In The Astor Orphan: A Memoir, Alexandra Aldrich talks about growing up in the Astor mansion, Rokeby, in upstate New York.

People would marvel that you grew up in Rokeby, the 43-room, 450-acre mansion in upstate New York that had once belonged to your Astor forebears. Everyone envied you, yet you were actually filled with shame and prayed for a way out.

I think I wouldn’t have been ashamed if I hadn’t grown up in a house with people of different status. I was the poor cousin, while my uncle had a job, my aunt had money. Their lifestyle was so clearly more comfortable than mine. I felt so embarrassed by the contrast. We lived on the third floor; we weren’t allowed to use the antiques. We were like the disorderly elements, kicked out.

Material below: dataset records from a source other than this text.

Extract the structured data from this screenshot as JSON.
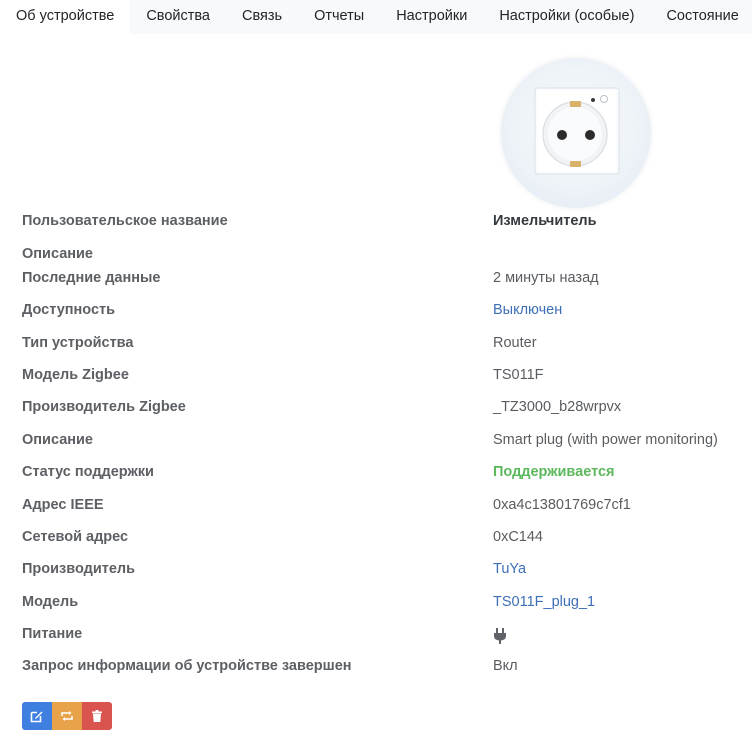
{
  "tabs": [
    {
      "label": "Об устройстве",
      "active": true
    },
    {
      "label": "Свойства"
    },
    {
      "label": "Связь"
    },
    {
      "label": "Отчеты"
    },
    {
      "label": "Настройки"
    },
    {
      "label": "Настройки (особые)"
    },
    {
      "label": "Состояние"
    }
  ],
  "device": {
    "image_icon": "smart-plug-image",
    "properties": [
      {
        "label": "Пользовательское название",
        "value": "Измельчитель",
        "style": "strong"
      },
      {
        "label": "Описание",
        "value": ""
      },
      {
        "label": "Последние данные",
        "value": "2 минуты назад"
      },
      {
        "label": "Доступность",
        "value": "Выключен",
        "style": "link"
      },
      {
        "label": "Тип устройства",
        "value": "Router"
      },
      {
        "label": "Модель Zigbee",
        "value": "TS011F"
      },
      {
        "label": "Производитель Zigbee",
        "value": "_TZ3000_b28wrpvx"
      },
      {
        "label": "Описание",
        "value": "Smart plug (with power monitoring)"
      },
      {
        "label": "Статус поддержки",
        "value": "Поддерживается",
        "style": "success"
      },
      {
        "label": "Адрес IEEE",
        "value": "0xa4c13801769c7cf1"
      },
      {
        "label": "Сетевой адрес",
        "value": "0xC144"
      },
      {
        "label": "Производитель",
        "value": "TuYa",
        "style": "link"
      },
      {
        "label": "Модель",
        "value": "TS011F_plug_1",
        "style": "link"
      },
      {
        "label": "Питание",
        "value": "",
        "icon": "plug-icon"
      },
      {
        "label": "Запрос информации об устройстве завершен",
        "value": "Вкл"
      }
    ]
  },
  "actions": [
    {
      "name": "edit-button",
      "icon": "edit-icon",
      "color": "#3e7fe0"
    },
    {
      "name": "interview-button",
      "icon": "refresh-icon",
      "color": "#e8a24a"
    },
    {
      "name": "remove-button",
      "icon": "trash-icon",
      "color": "#d9534f"
    }
  ],
  "colors": {
    "link": "#3d6fb6",
    "success": "#5cb85c",
    "label": "#5c5f63"
  }
}
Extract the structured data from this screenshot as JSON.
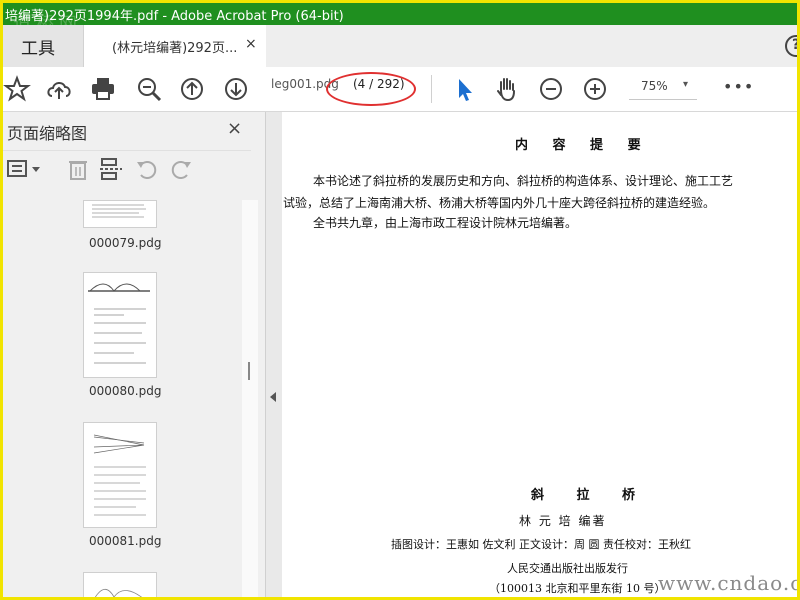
{
  "window": {
    "title": "培编著)292页1994年.pdf - Adobe Acrobat Pro (64-bit)",
    "watermark_logo": "道桥网"
  },
  "tabs": {
    "tools_label": "工具",
    "doc_tab_label": "(林元培编著)292页...",
    "doc_tab_close": "×",
    "help_symbol": "?"
  },
  "toolbar": {
    "page_label_field": "leg001.pdg",
    "page_count": "(4 / 292)",
    "zoom_value": "75%",
    "zoom_caret": "▾",
    "more": "•••",
    "icons": [
      "bookmark-star-icon",
      "upload-cloud-icon",
      "print-icon",
      "zoom-search-icon",
      "prev-page-icon",
      "next-page-icon",
      "select-arrow-icon",
      "hand-tool-icon",
      "zoom-out-icon",
      "zoom-in-icon"
    ]
  },
  "sidebar": {
    "title": "页面缩略图",
    "close": "×",
    "thumbnails": [
      {
        "label": "000079.pdg"
      },
      {
        "label": "000080.pdg"
      },
      {
        "label": "000081.pdg"
      }
    ]
  },
  "document": {
    "heading": "内 容 提 要",
    "body_line1": "本书论述了斜拉桥的发展历史和方向、斜拉桥的构造体系、设计理论、施工工艺",
    "body_line2": "试验，总结了上海南浦大桥、杨浦大桥等国内外几十座大跨径斜拉桥的建造经验。",
    "body_line3": "全书共九章，由上海市政工程设计院林元培编著。",
    "book_title": "斜 拉 桥",
    "author_line": "林 元 培    编著",
    "credits_line": "插图设计：王惠如   佐文利  正文设计：周   圆  责任校对：王秋红",
    "publisher_line": "人民交通出版社出版发行",
    "address_line": "（100013  北京和平里东街 10 号）"
  },
  "page_watermark": "www.cndao.com",
  "colors": {
    "title_bar": "#1f8f1f",
    "highlight_circle": "#e03030",
    "select_tool": "#1c6fd0",
    "frame": "#f1e400"
  }
}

You write that while the Astor money is gone, the “undisciplined, orphaned spirit still abounds.” Do you still feel that spirit there?

The house is so rambling; there is so much space. A natural reaction for anyone visiting is that you feel a little lost. There is no structure. You feel the beauty of the landscape, the expanse of rooms, as a visceral reaction. But it’s very hard to get anything done. I didn’t write at the big house, I couldn’t concentrate. I worked in the public library.

Why did it take so long to get around to writing this?

I went back to Rokeby to live in 2005 during a divorce: I lived there from 2005 to 2008, doing renovations. I realized I wasn’t going to change my family’s way of thinking. In 2008 I started the memoir.

You weave throughout the memoir the theme of abandonment: your dad’s dad abandoned the family to alcoholism, and the Astor orphans were abandoned by the death of their parents. How has that theme evolved over the years?

That is the insidious workings in the house. My father was a handyman; he had a gentleman’s education. He was taught to prioritize education and not worry about money or profession; he maintained the property, but the family was appalled by that, too. I grew up the daughter of the black sheep, on the poor side of family. I adored my Grandma Claire, who descended from Hamilton Fish and had a serious drinking problem: she always had a meal for me, and offered a more orderly sense about a day’s schedule. On the other hand, she had a mean streak, and she was not stable.

Have you reconciled with Rokeby?

Writing the memoir is an attempt to reconcile. The narrative continues; my father is still criticized by his siblings and by my mother. When I used to think about my childhood it was a big blur scattered by vivid impressions, but there was no sense, no narrative form. Giving it a narrative form was enormously helpful.